I received a special Christmas present from my aunt. We share an interest in cooking and baking from scratch, so I suppose it should be no surprise to receive something fitting that theme. The apron is made from a vintage tablecloth and embellished with a vintage hankie. Even though this one-of-a-kind apron isn’t made from my own family’s heirlooms, I like to think there are stories laced in its history (much like the use of quilt squares in the Grandma’s Attic book series I enjoyed as a girl).
In any case, I will weave memories of my own with this apron and one day reminisce with my daughters.
The words below came packaged with my new apron:
I don’t think our kids know what an apron is.
The principal use of Grandma’s apron was to protect the dress underneath, because she only had a few. It was easier to wash aprons than dresses and they used less material.
Along with that, it served as a potholder for removing hot pans from the oven.
It was wonderful for drying children’s tears, and on occasion was even used for cleaning out dirty ears…

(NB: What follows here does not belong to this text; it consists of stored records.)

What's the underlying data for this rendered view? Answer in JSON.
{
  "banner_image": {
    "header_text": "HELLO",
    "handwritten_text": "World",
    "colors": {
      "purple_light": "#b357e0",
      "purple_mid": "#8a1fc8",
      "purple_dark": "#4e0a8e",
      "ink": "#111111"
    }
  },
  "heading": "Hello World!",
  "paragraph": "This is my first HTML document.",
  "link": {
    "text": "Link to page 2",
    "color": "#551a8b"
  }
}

From the chicken coop, the apron was used for carrying eggs, fussy chicks, and sometimes half-hatched eggs to be finished in the warming oven.
When company came, those aprons were ideal hiding places for shy kids.

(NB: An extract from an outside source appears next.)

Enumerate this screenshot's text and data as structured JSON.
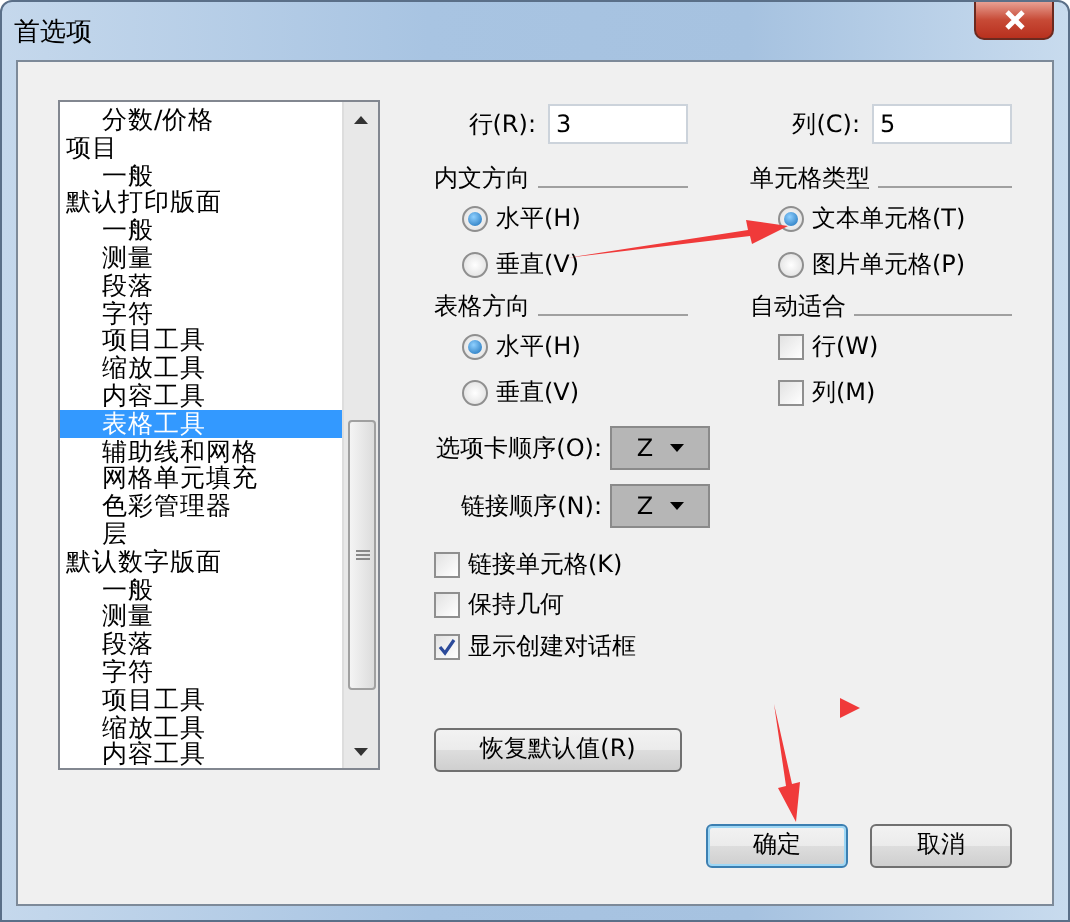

And when the weather was cold, grandma wrapped it around her arms.
Those big old aprons wiped many a perspiring brow bent over the hot wood stove.
Chips and kindling wood were brought into the kitchen in that apron.
From the garden, it carried all sorts of vegetables. After the peas had been shelled, it carried out the hulls.
In the fall, the apron was used to bring in apples that had fallen from the trees.
When unexpected company drove up the road, it was surprising how much furniture that old apron could dust in a matter of seconds.
When dinner was ready, Grandma walked out onto the porch, waved her apron, and the men-folk knew it was time to come in from the fields to dinner.
It will be a long time before someone invents something that will replace that ‘old-time apron’ that served so many purposes.